Вследствие всего этого чувства ненависти и злобы усилились, но посещение Иисусом Иерусалима на празднике Кущей оказалось плодотворно. Чтобы сохранить свою жизнь, которой угрожала опасность, Иисус удалился в Галилею для непродолжительного там пребывания, прежде чем скажет последнее «прости» своему старому пепелищу.

ГЛАВА XLII

Последнее пребывание в Галилее

Вслед за рассказанными событиями, св. Иоанн передает другой случай, бывший спустя два месяца, в праздник Обновления храма, то есть 20 декабря, тогда как праздник Кущей относился к концу сентября или началу октября месяца. Св. евангелист Иоанн, — согласно с высказанными им не один раз намерениями рассказывать о делах Христовых только в Иудее и в особенности в Иерусалиме, о которых другие евангелисты проходят молчанием, — не говорит ни слова о посредствующем последнем посещении Иисусом Галилеи, равно как о последних путешествиях в Иерусалим, значительную часть которых дополняют нам с большими подробностями другие евангелии.
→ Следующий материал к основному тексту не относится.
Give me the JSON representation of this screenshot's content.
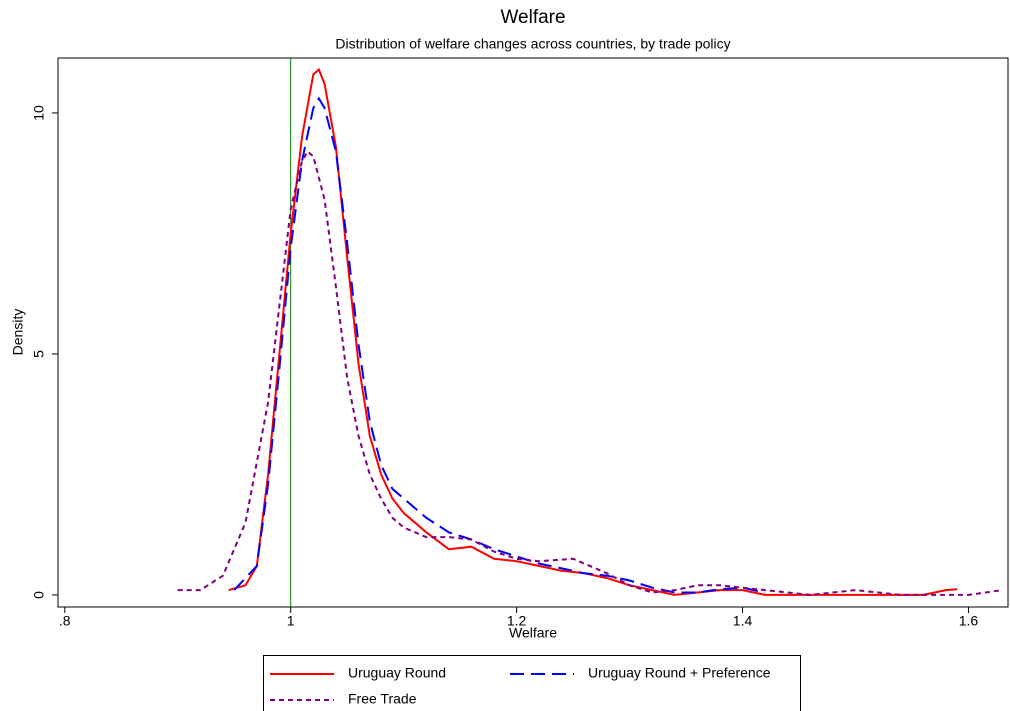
{
  "chart_data": {
    "type": "line",
    "title": "Welfare",
    "subtitle": "Distribution of welfare changes across countries, by trade policy",
    "x_label": "Welfare",
    "y_label": "Density",
    "xlim": [
      0.794,
      1.635
    ],
    "ylim": [
      -0.25,
      11.14
    ],
    "xticks": [
      {
        "value": 0.8,
        "label": ".8"
      },
      1,
      1.2,
      1.4,
      1.6
    ],
    "yticks": [
      0,
      5,
      10
    ],
    "reference_line": {
      "x": 1,
      "color": "#008000"
    },
    "series": [
      {
        "name": "Uruguay Round",
        "color": "#ff0000",
        "dash": "solid",
        "x": [
          0.945,
          0.96,
          0.97,
          0.98,
          0.99,
          1.0,
          1.01,
          1.02,
          1.025,
          1.03,
          1.04,
          1.05,
          1.06,
          1.07,
          1.08,
          1.09,
          1.1,
          1.12,
          1.14,
          1.16,
          1.18,
          1.2,
          1.22,
          1.24,
          1.26,
          1.28,
          1.3,
          1.32,
          1.34,
          1.36,
          1.38,
          1.4,
          1.42,
          1.5,
          1.56,
          1.58,
          1.59
        ],
        "y": [
          0.1,
          0.2,
          0.6,
          2.5,
          5,
          7.5,
          9.5,
          10.8,
          10.9,
          10.6,
          9.3,
          7.0,
          4.8,
          3.3,
          2.5,
          2.0,
          1.7,
          1.3,
          0.95,
          1.0,
          0.75,
          0.7,
          0.6,
          0.5,
          0.45,
          0.35,
          0.2,
          0.1,
          0.0,
          0.05,
          0.1,
          0.1,
          0.0,
          0.0,
          0.0,
          0.1,
          0.12
        ]
      },
      {
        "name": "Uruguay Round + Preference",
        "color": "#0000ff",
        "dash": "long",
        "x": [
          0.95,
          0.97,
          0.98,
          0.99,
          1.0,
          1.01,
          1.02,
          1.025,
          1.03,
          1.04,
          1.05,
          1.06,
          1.07,
          1.08,
          1.09,
          1.1,
          1.12,
          1.14,
          1.16,
          1.18,
          1.2,
          1.22,
          1.24,
          1.26,
          1.28,
          1.3,
          1.32,
          1.34,
          1.36,
          1.38,
          1.4,
          1.42
        ],
        "y": [
          0.1,
          0.6,
          2.3,
          4.7,
          7.2,
          9.0,
          10.1,
          10.3,
          10.1,
          9.2,
          7.3,
          5.2,
          3.6,
          2.7,
          2.2,
          2.0,
          1.6,
          1.3,
          1.15,
          0.95,
          0.8,
          0.65,
          0.55,
          0.45,
          0.4,
          0.3,
          0.15,
          0.05,
          0.05,
          0.12,
          0.15,
          0.05
        ]
      },
      {
        "name": "Free Trade",
        "color": "#800080",
        "dash": "short",
        "x": [
          0.9,
          0.92,
          0.94,
          0.96,
          0.98,
          0.99,
          1.0,
          1.01,
          1.015,
          1.02,
          1.03,
          1.04,
          1.05,
          1.06,
          1.07,
          1.08,
          1.09,
          1.1,
          1.12,
          1.14,
          1.16,
          1.18,
          1.2,
          1.22,
          1.25,
          1.28,
          1.3,
          1.32,
          1.34,
          1.36,
          1.38,
          1.4,
          1.44,
          1.46,
          1.5,
          1.54,
          1.6,
          1.63
        ],
        "y": [
          0.1,
          0.1,
          0.4,
          1.5,
          4.0,
          6.0,
          8.0,
          9.0,
          9.2,
          9.1,
          8.2,
          6.4,
          4.5,
          3.3,
          2.5,
          2.0,
          1.6,
          1.4,
          1.2,
          1.2,
          1.15,
          0.9,
          0.75,
          0.7,
          0.75,
          0.45,
          0.2,
          0.05,
          0.1,
          0.2,
          0.2,
          0.15,
          0.05,
          0.0,
          0.1,
          0.0,
          0.0,
          0.1
        ]
      }
    ]
  }
}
Но что действительно Иисус должен был возвратиться в Галилею, очевидно не только из трех первых евангелий, но из самих событий и из некоторых обстоятельств, случайно упоминаемых самим Иоанном[454].

Известно, что большое отделение в Евангелии от Луки, начиная с 9 гл. 51 ст. до 18 гл. 15 ст.;представляет эпизод, из которого многие происшествия рассказаны единственно только у этого евангелиста. Некоторые указания в них на место и время наводят на мысль, что упоминаемые там события принадлежат к медленному, торжественному шествию Иисуса из Галилеи в Иерусалим (9, 51, 13, 22; 17, 11, 10, 38). Затем после праздника Обновления храма, Господь удалился в Перею, откуда вышел по случаю смерти Лазаря (Иоан. 10, 40–42, 11, 1-46), по воскрешении которого укрывался в Ефраиме (Иоан. 11, 54), пока не отправился в Вифанию за шесть дней до последней Пасхи (Иоан. 12, 1).

Таким образом, это путешествие из Галилеи в Иерусалим, столь богатое событиями, вызвавшими замечательные поучения, должно было быть путешествием или на праздник Кущей, или на праздник Обновления храма. Но так как настоящее путешествие совершалось продолжительно и гласно, то следует заключить, что оно относится к последнему празднику; ибо из предыдущего мы видели, что на праздник Кущей Иисус явился внезапно, тайно и совершенно с другими целями.

Не входя в подробные и далеко не легкие хронологические исследования там, где положительная верность невозможна, я хочу рассказать этот период жизни Спасителя в том порядке, какой, посте продолжительного изучения евангелий, мне кажется наиболее вероятным. Подробное рассмотрение частностей убедило меня еще более относительно справедливости моих мыслей, согласных с выводами и других вполне независимых исследователей. Здесь я хочу высказать только первоначальные основы моих убеждений, что действительно события должны были следовать в том хронологическом порядке, какой мною принят.

1) Эпизод в Евангелии св. Луки с 9, 51 до 18, 30 относится по большей части к отдельному путешествию, хотя объяснение обстоятельств, по сходству их внутреннего содержания, и другие причины могли увлечь писателя в рассказе о некоторых событиях и поучениях, принадлежащих к более раннему или к позднейшему периодам[455].

2) Порядок событий у евангелиста Луки не совсем подчиняется хронологии и не может считаться вполне с нею согласным, так чтобы место события в рассказе указывало в точности порядок времени его совершения (Ев. от Луки 10, 38–42; 13, 31–35; 17, 11–19).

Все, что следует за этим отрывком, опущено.